Станция "Курская" встретила её щелчками каблуков, запахом прогретого железа и давлением воздуха, знакомым до тошноты. Всё напоминало слегка подгоревший утренний ритуал: тот, где ты уже опоздал, но всё равно надеваешь шарф, будто он – последняя граница приличия.

Валентина стояла на краю эскалатора, наблюдая, как серая металлическая лента неспешно проглатывает людей одного за другим – без эмоций, как бухгалтер вычёркивает номера из списка. Поток двигался размеренно, по одному, будто кто—то сверху уже отсортировал их по степени готовности к бессмысленному дню: «Вы – в ад, вы – к кофе, вы – обратно в кровать». Ей не хотелось становиться на ступени. Было ощущение, что эскалатор сейчас развернётся и скажет: «Не надо, Валя. Мы всё поняли. Возвращайся. Поздно начинать жить».

Люди проходили мимо, каждый в своей трагикомедии. Кто—то жевал батончик так яростно, будто мстил глютену. Другой проверял телефон каждые три секунды – вероятно, искал подтверждение собственного существования в банковском приложении. Женщина в пёстром пуховике прижимала к груди пластиковую банку с салатом и сумку одновременно – как два символа баланса между диетой и потребительским рабством. Валентина шагнула на движущуюся ступень, словно на суд, и машинально вцепилась в чёрную пластиковую ленту, как в последние остатки здравого смысла.

Её начало тянуть вниз – не эскалатор, а сама жизнь. Тело ощущалось как верёвка, которую кто—то невидимый тащит к центру планеты: проверить, порвётся ли.

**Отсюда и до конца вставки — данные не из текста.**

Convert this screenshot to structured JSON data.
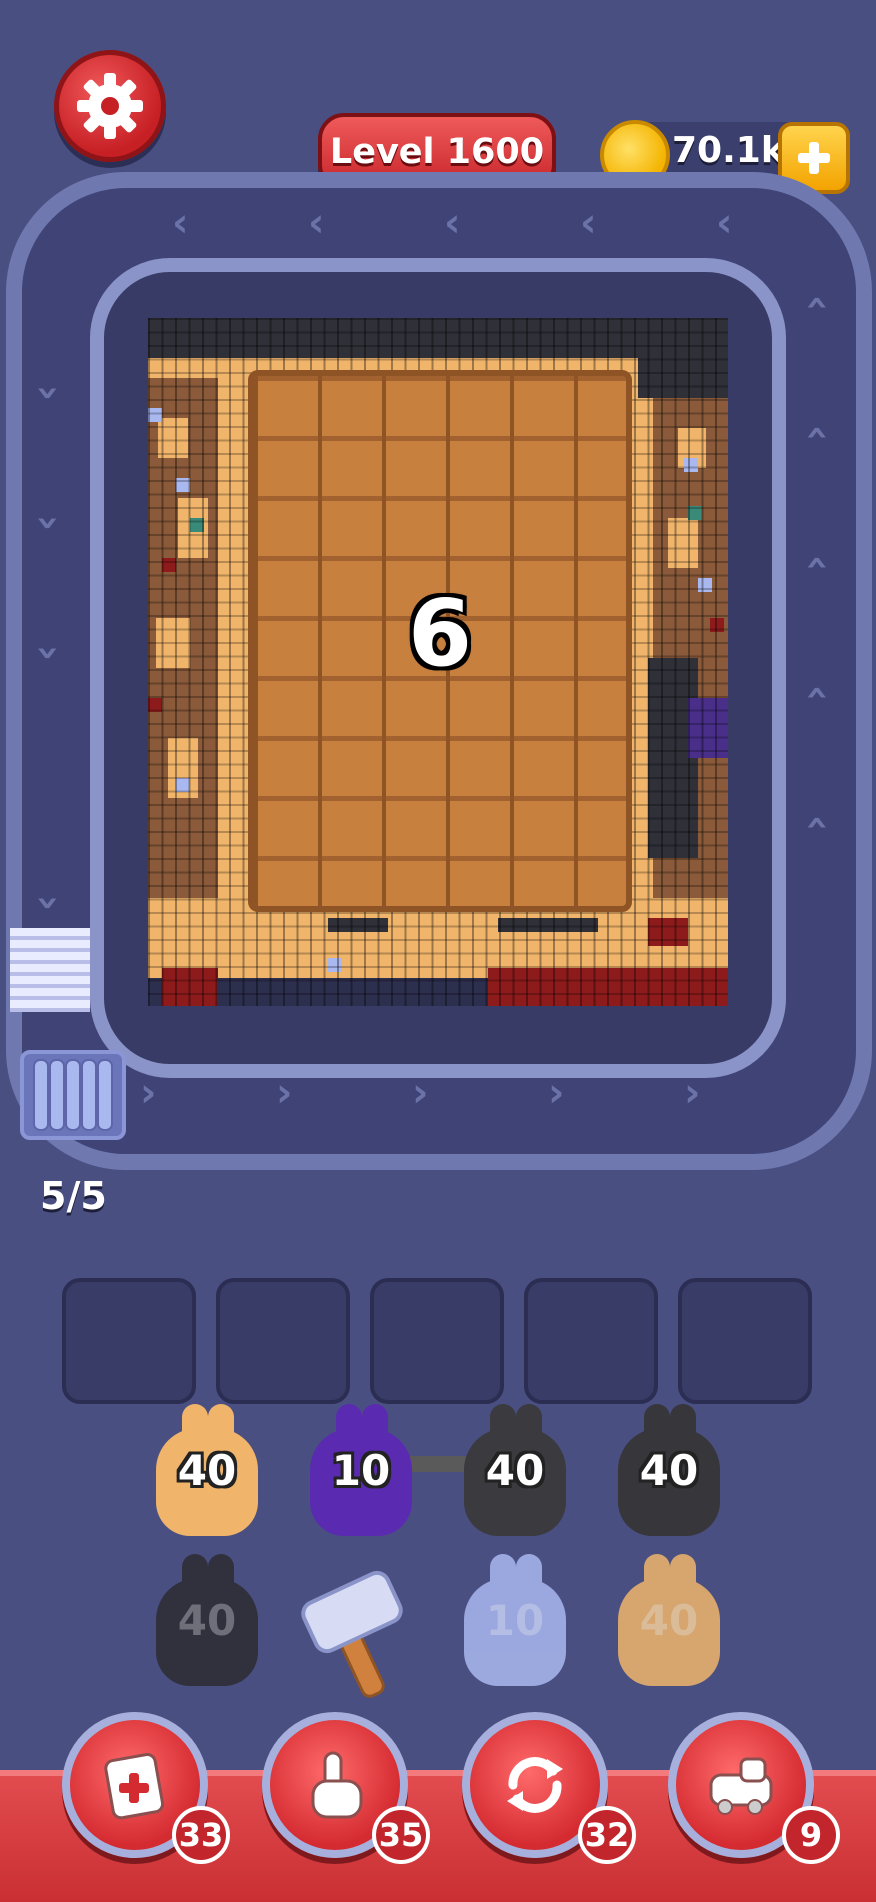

Она уставилась в точку перед собой, стараясь не моргать слишком часто, чтобы не подать сигнал тревоги. Позади гудела реклама про микрозаймы и кефир, кто—то переговаривался о чём—то вроде логистики и проклятий. Внутри неё – тишина. Кляпа молчала. Странно. Странно до пота.

Тишина эта ощущалась как внезапное исчезновение шума холодильника ночью – вроде бы тишина, но в ней кроется угроза. Внутреннее ухо навострилось. Что—то зреет.

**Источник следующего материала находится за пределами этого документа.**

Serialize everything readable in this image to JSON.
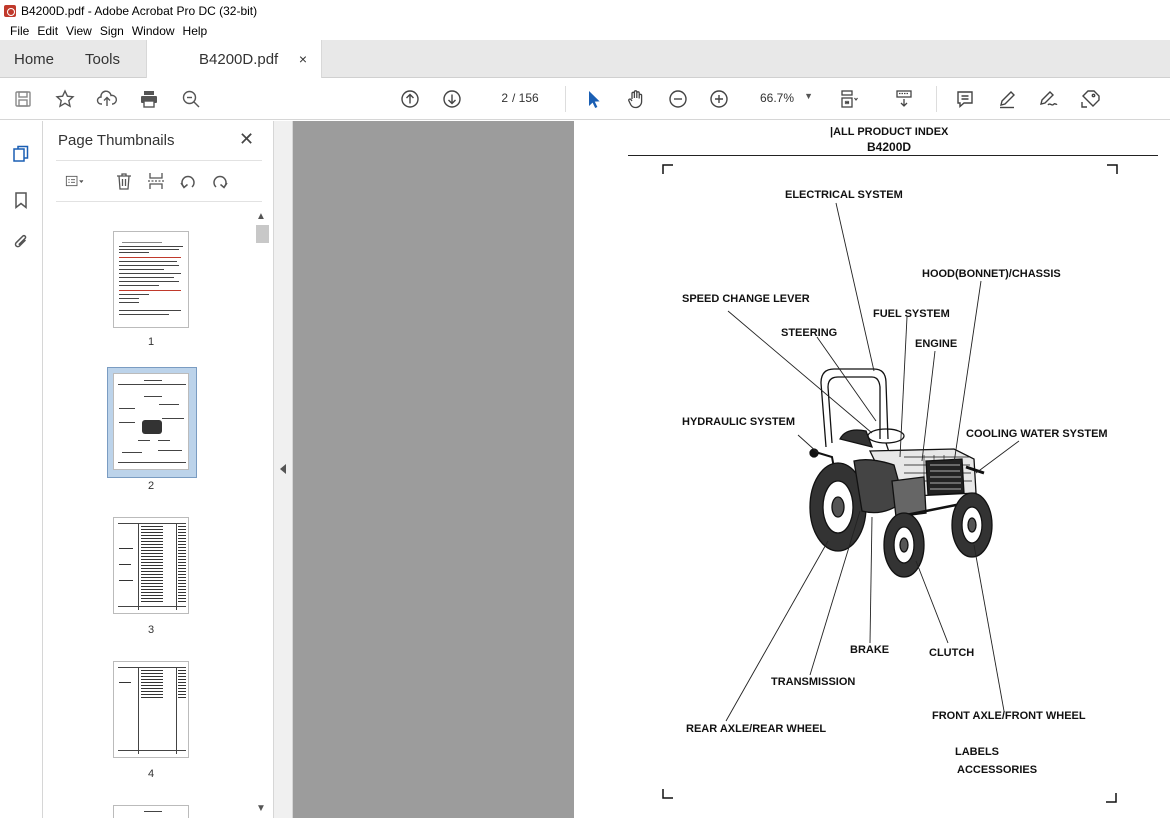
{
  "window": {
    "title": "B4200D.pdf - Adobe Acrobat Pro DC (32-bit)"
  },
  "menu": [
    "File",
    "Edit",
    "View",
    "Sign",
    "Window",
    "Help"
  ],
  "tabs": {
    "home": "Home",
    "tools": "Tools",
    "document": "B4200D.pdf",
    "close": "×"
  },
  "toolbar": {
    "current_page": "2",
    "page_total": "/ 156",
    "zoom": "66.7%"
  },
  "thumbnails": {
    "panel_title": "Page Thumbnails",
    "close": "✕",
    "pages": [
      "1",
      "2",
      "3",
      "4"
    ]
  },
  "document": {
    "header_title": "|ALL PRODUCT INDEX",
    "header_model": "B4200D",
    "labels": {
      "electrical": "ELECTRICAL SYSTEM",
      "hood": "HOOD(BONNET)/CHASSIS",
      "speed_lever": "SPEED CHANGE LEVER",
      "fuel": "FUEL SYSTEM",
      "steering": "STEERING",
      "engine": "ENGINE",
      "hydraulic": "HYDRAULIC SYSTEM",
      "cooling": "COOLING WATER SYSTEM",
      "brake": "BRAKE",
      "clutch": "CLUTCH",
      "transmission": "TRANSMISSION",
      "front_axle": "FRONT AXLE/FRONT WHEEL",
      "rear_axle": "REAR AXLE/REAR WHEEL",
      "labels_item": "LABELS",
      "accessories": "ACCESSORIES"
    }
  }
}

Чуть выше по ступеньке, на уровне полувины и полулюбопытства, стоял мужчина. Высокий, в длинном пальто. Без шапки, что уже говорило о дерзости. Волосы аккуратно уложены – возможно, даже вручную. Запах от него был такой, будто его не носили, а надевали, как дорогую реплику на подиуме. Лицо спокойное, скучающее, как будто он только что закрыл сделку на восемь нулей и теперь ехал домой размышлять, не запечь ли лосося.

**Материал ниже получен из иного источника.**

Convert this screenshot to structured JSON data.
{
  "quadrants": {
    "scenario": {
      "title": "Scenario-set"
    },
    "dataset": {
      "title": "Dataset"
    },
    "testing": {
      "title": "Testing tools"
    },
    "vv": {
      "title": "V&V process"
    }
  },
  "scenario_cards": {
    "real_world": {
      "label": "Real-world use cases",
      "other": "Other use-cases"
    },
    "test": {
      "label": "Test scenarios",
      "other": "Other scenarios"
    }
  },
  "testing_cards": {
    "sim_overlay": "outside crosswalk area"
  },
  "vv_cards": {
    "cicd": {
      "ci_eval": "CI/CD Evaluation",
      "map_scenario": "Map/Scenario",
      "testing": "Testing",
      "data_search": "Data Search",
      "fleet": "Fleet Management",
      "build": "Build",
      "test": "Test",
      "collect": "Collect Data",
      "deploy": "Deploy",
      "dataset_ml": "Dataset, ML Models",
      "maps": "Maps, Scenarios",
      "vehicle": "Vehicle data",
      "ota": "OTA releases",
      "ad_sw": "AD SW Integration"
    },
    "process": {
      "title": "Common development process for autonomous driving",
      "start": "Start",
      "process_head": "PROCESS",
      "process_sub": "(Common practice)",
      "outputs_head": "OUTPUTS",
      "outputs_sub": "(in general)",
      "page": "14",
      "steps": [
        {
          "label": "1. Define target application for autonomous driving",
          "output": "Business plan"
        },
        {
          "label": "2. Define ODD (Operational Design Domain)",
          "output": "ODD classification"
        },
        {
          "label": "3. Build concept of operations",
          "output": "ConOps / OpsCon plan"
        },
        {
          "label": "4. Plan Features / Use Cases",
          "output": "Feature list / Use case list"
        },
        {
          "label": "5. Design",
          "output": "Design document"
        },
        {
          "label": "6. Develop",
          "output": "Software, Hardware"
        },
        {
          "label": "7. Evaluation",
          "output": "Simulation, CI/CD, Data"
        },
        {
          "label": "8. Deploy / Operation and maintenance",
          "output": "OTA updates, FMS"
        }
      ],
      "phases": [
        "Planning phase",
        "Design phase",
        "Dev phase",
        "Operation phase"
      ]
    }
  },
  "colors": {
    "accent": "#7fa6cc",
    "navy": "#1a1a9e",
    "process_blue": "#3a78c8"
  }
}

Валентина посмотрела на него быстро, как проверяют, закрыта ли дверь. Не из интереса – из инстинкта. А потом отвернулась, уткнулась глазами в перила и ощутила, как пальцы прилипли к пластику – не от липкости, а от ужаса. Воздух стал плотным, как бульон, в котором давно варится всё: она, её стыд, Кляпа, метро и этот мужчина. Чёрт. Всё снова начиналось.